Das Grundrezept ist denkbar simpel: Wasser, Malz, Hopfen und Hefe. Aus diesen vier Zutaten brauen deutschlandweit über 1500 Brauereien eine einzigartige Vielfalt von über 40 Biersorten vom klassischen Pils über hippes Helles bis zur urtypischen Gose, das Ganze verteilt auf gut 7000 Biermarken. Auch wenn Hessen mit aktuell rund 75 Brauereien weit hinter dem süddeutschen Nachbarn Bayern liegt, wo sich mit mehr als 600 Betrieben über 40 Prozent aller deutschen Brauereien tummeln, kann sich Hessen beim Thema Bier durchaus sehen lassen.

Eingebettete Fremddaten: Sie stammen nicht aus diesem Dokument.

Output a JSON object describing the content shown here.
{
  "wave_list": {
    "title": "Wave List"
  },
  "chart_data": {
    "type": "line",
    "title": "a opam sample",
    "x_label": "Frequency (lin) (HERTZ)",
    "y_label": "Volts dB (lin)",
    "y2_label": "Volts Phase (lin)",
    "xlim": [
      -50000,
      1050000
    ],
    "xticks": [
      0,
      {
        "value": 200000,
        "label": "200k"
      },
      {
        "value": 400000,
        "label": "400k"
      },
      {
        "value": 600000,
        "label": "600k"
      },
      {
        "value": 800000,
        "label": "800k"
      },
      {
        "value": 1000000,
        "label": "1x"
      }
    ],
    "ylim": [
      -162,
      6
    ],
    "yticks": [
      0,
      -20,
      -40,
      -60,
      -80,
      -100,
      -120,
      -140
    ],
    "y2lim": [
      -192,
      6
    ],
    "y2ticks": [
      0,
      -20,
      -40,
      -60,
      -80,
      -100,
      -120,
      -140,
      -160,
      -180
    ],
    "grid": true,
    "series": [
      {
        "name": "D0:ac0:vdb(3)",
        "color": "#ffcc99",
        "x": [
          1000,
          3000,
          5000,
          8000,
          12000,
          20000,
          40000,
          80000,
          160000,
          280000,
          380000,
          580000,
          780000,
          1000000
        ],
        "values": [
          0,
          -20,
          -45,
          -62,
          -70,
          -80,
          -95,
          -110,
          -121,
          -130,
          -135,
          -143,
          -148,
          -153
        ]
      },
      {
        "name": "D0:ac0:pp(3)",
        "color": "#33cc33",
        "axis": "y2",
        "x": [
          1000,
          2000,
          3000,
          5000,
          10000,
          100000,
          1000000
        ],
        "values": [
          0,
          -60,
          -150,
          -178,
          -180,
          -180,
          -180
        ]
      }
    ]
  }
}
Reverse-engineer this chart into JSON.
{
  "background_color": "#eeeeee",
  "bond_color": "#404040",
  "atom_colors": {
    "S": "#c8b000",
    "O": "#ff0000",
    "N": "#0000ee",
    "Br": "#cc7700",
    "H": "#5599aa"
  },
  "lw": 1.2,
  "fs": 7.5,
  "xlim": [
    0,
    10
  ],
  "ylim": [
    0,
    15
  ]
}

Über 800 Jahre Braukunst in Hessen
Das fängt schon bei der Geschichte an. So reichen die Wurzeln der ältesten Brauerei Hessens, das Hofbrauhaus Arolsen im nordhessischen Bad Arolsen wohl bis zu einer Klosterbrauerei aus dem 12. Jahrhundert zurück. Damals soll Gepa von Itter ihr strenges Fasten im Kloster Aroldessen mit hauseigenem „flüssigem Brot“ erträglich gemacht haben. Auch sonst braucht sich Hessen nicht zu verstecken, wenn es um die deutsche Vorzeigetradition geht. Zwar ist es schon eine ganze Weile her, aber Frankfurt war einst Standort einer der größten Brauereien Europas.
Das war Mitte des 20. Jahrhunderts. Ein abgerissenes und wieder aufgebautes Wahrzeichen der Stadt trägt bis heute den Namen der Brauerei, die nicht nur 1951 das erste Dosenbier der Nachkriegszeit auf den deutschen Markt brachte, sondern in den 1970er-Jahren sogar zur größten Einzelbrauerei der Nation avancierte: die Henninger Brauerei. Zusammen mit Binding stand Henninger bis in die 1990er-Jahre für regionale Braukultur mit nationaler Relevanz. Die nächstgrößere hessische Brauerei stammte mit der Licher Privatbrauerei Jhring-Melchior aus dem mittelhessischen Lich, gefolgt von den südhessischen Brauereien Pfungstädter und Schmucker. Hinzu kamen etliche kleinere Betriebe in allen Ecken des Bundeslandes.
©Glaabsbräu
Regionale Vielfalt trotz Brauereisterben
Seit den 1990er-Jahren ist viel passiert. Im Fahrwasser des bundesweit stetig sinkenden Bierverbrauchs – mit dem geringsten Absatz und Einbußen von über 74 Prozent seit 1993 markiert Hessen das Schlusslicht im Bundesvergleich –, hat sich die Brauereienlandschaft stark verändert: Während die einstigen Player, Henninger und Binding, mit der Standortaufgabe in Frankfurt zusehends in der Versenkung verschwinden und Pfungstädter zukünftig in Bayern braut, konnte sich aus Hessen nur Licher als deutschlandweite relevante Marke durchsetzen.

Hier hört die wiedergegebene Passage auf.